Comparing our study with a recently published study by Legroux-Gérot and colleagues [8] revealed many similarities and some differences. Our study group had more patients (103 vs. 55) who were younger in age (26 vs. 32 years) with less disease severity (34 % of patients with %FEV1 < 50 %, compared to 52 % in their group). Our group had 45 % of patients with low BMD compared to 78 % in their group. They noted that PFT and BMI were significantly associated with low BMD, while in our study not only PFT and BMI, but also male gender, weight, and 25-OH vitamin D levels had significant independent associations with low BMD. More patients having less disease severity might be responsible for these differences. It is possible that with advancing age, as more patients develop low BMD, these associations are lost.

On the other hand, sub-optimal 25-OH vitamin D levels in our group were noted in 78 % of patients, compared to only 58 % in their group, and one reason might be a higher incidence of malabsorption in our group, as 95 % of patients in our group had pancreatic insufficiency and were on replacement enzyme therapy compared to 71 % in their group. Thus, pancreatic insufficiency may be an important factor in vitamin D absorption. As we had more patients with low 25-OH vitamin D, this factor correlated with low BMD, but a such correlation was not noted by Legroux-Gérot and colleagues [8].

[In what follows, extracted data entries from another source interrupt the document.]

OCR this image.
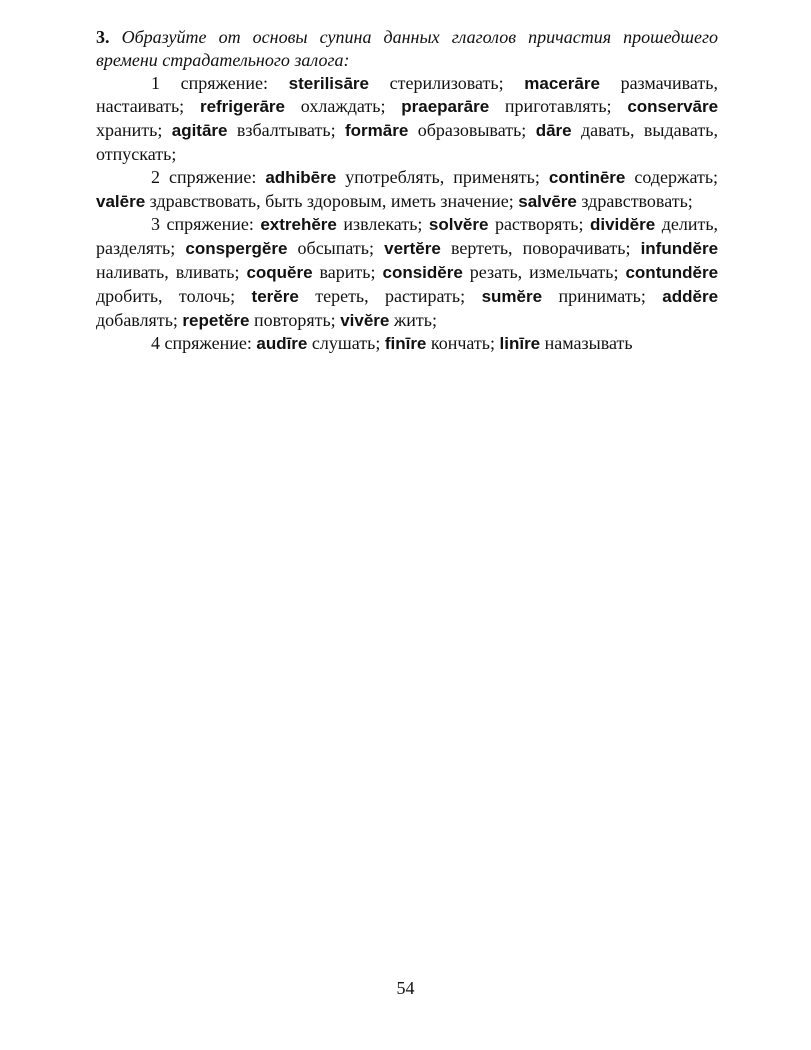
3. Образуйте от основы супина данных глаголов причастия прошедшего времени страдательного залога:

1 спряжение: sterilisāre стерилизовать; macerāre размачивать, настаивать; refrigerāre охлаждать; praeparāre приготавлять; conservāre хранить; agitāre взбалтывать; formāre образовывать; dāre давать, выдавать, отпускать;

2 спряжение: adhibēre употреблять, применять; continēre содержать; valēre здравствовать, быть здоровым, иметь значение; salvēre здравствовать;

3 спряжение: extrehĕre извлекать; solvĕre растворять; dividĕre делить, разделять; conspergĕre обсыпать; vertĕre вертеть, поворачивать; infundĕre наливать, вливать; coquĕre варить; considĕre резать, измельчать; contundĕre дробить, толочь; terĕre тереть, растирать; sumĕre принимать; addĕre добавлять; repetĕre повторять; vivĕre жить;

4 спряжение: audīre слушать; finīre кончать; linīre намазывать

54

Some of the limitations of our study include that it was a retrospective review study, thus, there is a limit to the amount of data available. In addition, it was a single-center study with a limited number of patients and a lack of data on previous fractures. In spite of these limitations, our study provides useful information on osteoporosis and osteopenia in patients with cystic fibrosis.

Osteoporosis is a risk factor for the aging CF population. Risk is increased in male patients and in patients with advanced lung disease (low %FEV1) and poor nutrition (low weight and BMI), and in patients with low 25-OH vitamin D levels (either poor nutrition or poor absorption). Monitoring BMD, in all patients with CF should be part of the standard care to prevent ongoing bone loss and associated morbidity. The etiology of decreased BMD in patients with CF is multifactorial, most likely a combination of inadequate peak bone mass during puberty and increased bone losses in adults. As patients with cystic fibrosis are living longer, and quality of life with aging is an important issue, we need to closely monitor co-morbidities including osteopenia and osteoporosis. We should implement preventive therapies, including those that improve mineral deposition at a younger age, which may have a significant impact on quality of life with aging and on their candidacy for lung transplantation.